We can't afford to wait. Congress, with growing numbers of weak willed "New
Democrats", has already voted to give the president the right to deploy
"missile defense" as soon as technologically feasible. All that is left for
us to do is to rapidly build an international movement that can create the
intense pressure to slow down and then stop Star Wars. We can't wait for
the Democrats to do it for us -- they likely will not.
We must stretch ourselves to do more, to take bolder action, if we hope to
block a new arms race in space. We must go to the corporate offices of
Lockheed Martin, Boeing, TRW, and Raytheon. We must go to the Space Command
and other military installations that are working on Star Wars. Like Martin
Luther King, who brought people into the solid south to protest against
segregation and for civil rights, we must create a non-violent civil
"crisis" of conscience over this issue. We are in a historic struggle to
keep space for peace. We must force a debate that the government and
corporated controlled media does not want to have.
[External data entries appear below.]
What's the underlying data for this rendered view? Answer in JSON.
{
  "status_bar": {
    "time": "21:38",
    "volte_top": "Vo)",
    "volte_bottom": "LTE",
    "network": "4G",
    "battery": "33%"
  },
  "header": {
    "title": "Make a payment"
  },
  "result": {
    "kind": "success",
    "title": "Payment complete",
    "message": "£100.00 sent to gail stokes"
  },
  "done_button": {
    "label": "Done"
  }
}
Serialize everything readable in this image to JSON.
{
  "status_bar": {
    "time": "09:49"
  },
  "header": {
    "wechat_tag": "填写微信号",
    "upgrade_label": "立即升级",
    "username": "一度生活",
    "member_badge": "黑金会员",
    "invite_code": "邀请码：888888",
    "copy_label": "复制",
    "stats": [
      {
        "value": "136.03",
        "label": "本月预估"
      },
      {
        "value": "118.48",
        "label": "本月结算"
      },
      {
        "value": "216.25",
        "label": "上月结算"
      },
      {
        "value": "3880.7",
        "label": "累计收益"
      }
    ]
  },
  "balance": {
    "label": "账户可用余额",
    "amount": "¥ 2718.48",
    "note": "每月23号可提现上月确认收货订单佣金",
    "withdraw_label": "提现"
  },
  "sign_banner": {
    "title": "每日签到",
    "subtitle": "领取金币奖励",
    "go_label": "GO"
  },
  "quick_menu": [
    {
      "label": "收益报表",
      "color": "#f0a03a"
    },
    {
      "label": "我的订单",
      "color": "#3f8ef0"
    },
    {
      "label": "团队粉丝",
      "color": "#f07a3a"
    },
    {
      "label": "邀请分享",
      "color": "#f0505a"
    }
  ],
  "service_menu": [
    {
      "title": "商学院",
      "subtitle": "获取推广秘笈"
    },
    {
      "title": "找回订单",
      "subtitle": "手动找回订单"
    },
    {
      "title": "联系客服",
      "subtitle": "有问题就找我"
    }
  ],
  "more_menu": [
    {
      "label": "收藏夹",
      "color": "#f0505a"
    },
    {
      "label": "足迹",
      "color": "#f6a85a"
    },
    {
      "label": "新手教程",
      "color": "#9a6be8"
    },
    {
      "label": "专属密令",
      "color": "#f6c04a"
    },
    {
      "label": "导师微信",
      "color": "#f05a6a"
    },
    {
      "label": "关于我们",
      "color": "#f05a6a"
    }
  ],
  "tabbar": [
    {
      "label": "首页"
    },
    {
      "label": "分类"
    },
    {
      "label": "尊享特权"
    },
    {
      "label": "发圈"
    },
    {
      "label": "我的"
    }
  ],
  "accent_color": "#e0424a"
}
As I was walking through the Huntsville airport to board my plane I was
struck by the massive amount of corporate "advertising" there promoting
"missile defense". This public facility has become a propaganda vehicle
reaching thousands of unsuspecting people each day. The aerospace corporate
domination is complete in Huntsville.
But I leave determined. I know that in February we will be protesting at
the International Space Nuclear Power symposium in Albuquerque and that we
will be back in Huntsville in March. In early May we'll hold our
International Star Wars conference in Leeds, England and hold a protest at
nearby Menwith Hill. On May 19 there will be a major day of resistance at
Vandenberg AFB in California, the place where NMD is being tested, wasting
over $100 million per test. And people all over the world are planning
protests around the next NMD test which is expected to take place sometime
in early spring.
And we'll soon enough return to this solid south for protests in southwest
Mississippi, at the Stennis Missile Center, that has just been chosen as the
test site for the Space Based Laser, the real Reagan Star Wars (one of
Bush's favorite new weapons systems.)
We will press on and hope that the peace movement and the public will
respond. We have no choice. We must have hope.